Observer les détails
Zoomez sur le texte, les visages, les contours, les dégradés et la transparence. Une petite vignette peut masquer une dégradation gênante.
Tester le parcours final
Ouvrez la copie dans un autre lecteur puis chargez-la dans le courriel, le formulaire ou le site réel. Conservez l’original comme source.
Liste de contrôle avant utilisation
- Le fichier est plus léger ou le nouveau format est nécessaire.
- Les détails importants restent lisibles à la taille d’usage.
- Le format, les dimensions et le poids respectent la consigne.
- L’original est conservé séparément.
Limites et vérifications importantes
- Les dimensions en pixels ne sont pas réduites par cet outil.
- Le contrôle de qualité peut ne pas avoir d’effet sur une sortie PNG.
- Les métadonnées et profils particuliers peuvent disparaître lors du réencodage.
- Un pourcentage négatif signifie que la copie est plus lourde que l’original.
- La mémoire réelle du téléphone peut imposer une image plus petite que les limites maximales.
Sources et documentation à consulter
- MDN — HTMLCanvasElement.toBlob() Méthode du navigateur utilisée pour créer un Blob dans un format et avec une qualité compatibles.
- MDN — guide des formats d’image Comparaison des usages et caractéristiques de JPEG, PNG, WebP et d’autres formats.
Questions fréquentes
Puis-je compresser une image sans la téléverser ?
Oui. Le fichier est décodé et réencodé dans le navigateur. FunnyTools ne reçoit pas l’image pour effectuer l’opération.
Pourquoi mon PNG ne devient-il pas plus léger ?
Le PNG n’utilise pas le même réglage de qualité que JPEG ou WebP. Un fichier déjà optimisé peut rester identique ou grossir.
La compression réduit-elle la largeur et la hauteur ?
Non. Les dimensions restent identiques. Il faut redimensionner séparément si un portail impose un nombre de pixels.
Quel niveau de qualité choisir pour une photo ?
Commencez autour de 80 %, examinez les détails importants puis ajustez par petits pas selon le support final.
Les données EXIF sont-elles conservées ?
Ce n’est pas garanti. Le réencodage par canevas peut supprimer la date, le lieu, l’appareil et d’autres métadonnées.
Pourquoi l’économie affichée est-elle négative ?
La copie pèse plus lourd. Essayez un autre format ou une qualité différente, sinon gardez simplement l’original.
Puis-je traiter une image HEIC ou RAW ?
La prise en charge dépend du navigateur et n’est pas garantie. Convertissez d’abord avec une application fiable si le fichier ne s’ouvre pas.

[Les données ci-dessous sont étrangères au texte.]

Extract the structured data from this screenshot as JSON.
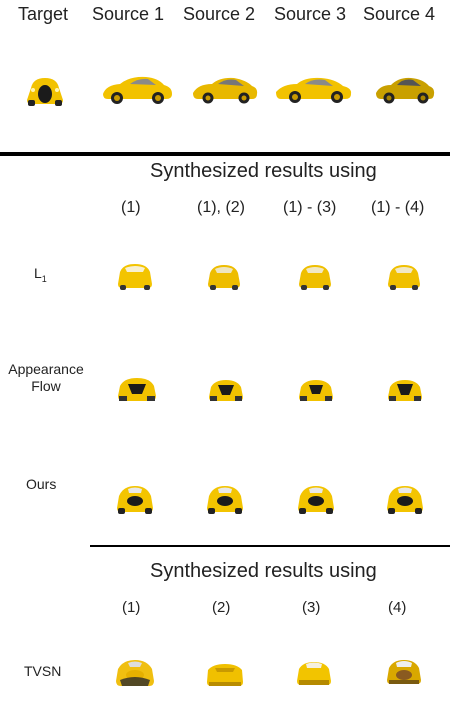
{
  "header": {
    "target": "Target",
    "source_1": "Source 1",
    "source_2": "Source 2",
    "source_3": "Source 3",
    "source_4": "Source 4"
  },
  "section_1": {
    "title": "Synthesized results using",
    "columns": [
      "(1)",
      "(1), (2)",
      "(1) - (3)",
      "(1) - (4)"
    ],
    "rows": {
      "l1": "L",
      "l1_sub": "1",
      "appearance_flow": "Appearance\nFlow",
      "ours": "Ours"
    }
  },
  "section_2": {
    "title": "Synthesized results using",
    "columns": [
      "(1)",
      "(2)",
      "(3)",
      "(4)"
    ],
    "row": "TVSN"
  },
  "colors": {
    "car_yellow": "#f2c200",
    "car_dark": "#1b1b1b",
    "rule": "#000000"
  }
}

Le fichier original est-il modifié ?
Non. L’outil crée une nouvelle copie à télécharger et ne remplace pas le fichier source.
Confidentialité et traitement local
L’image est décodée et réencodée dans la mémoire de ce navigateur. FunnyTools ne reçoit ni le fichier ni ses pixels. La copie temporaire disparaît lorsque vous réinitialisez ou fermez l’onglet.
Utiliser le résultat avec discernement
Conservez l’original et contrôlez la copie dans son contexte final. FunnyTools ne garantit ni un poids précis, ni la conservation des métadonnées, ni l’acceptation par une plateforme.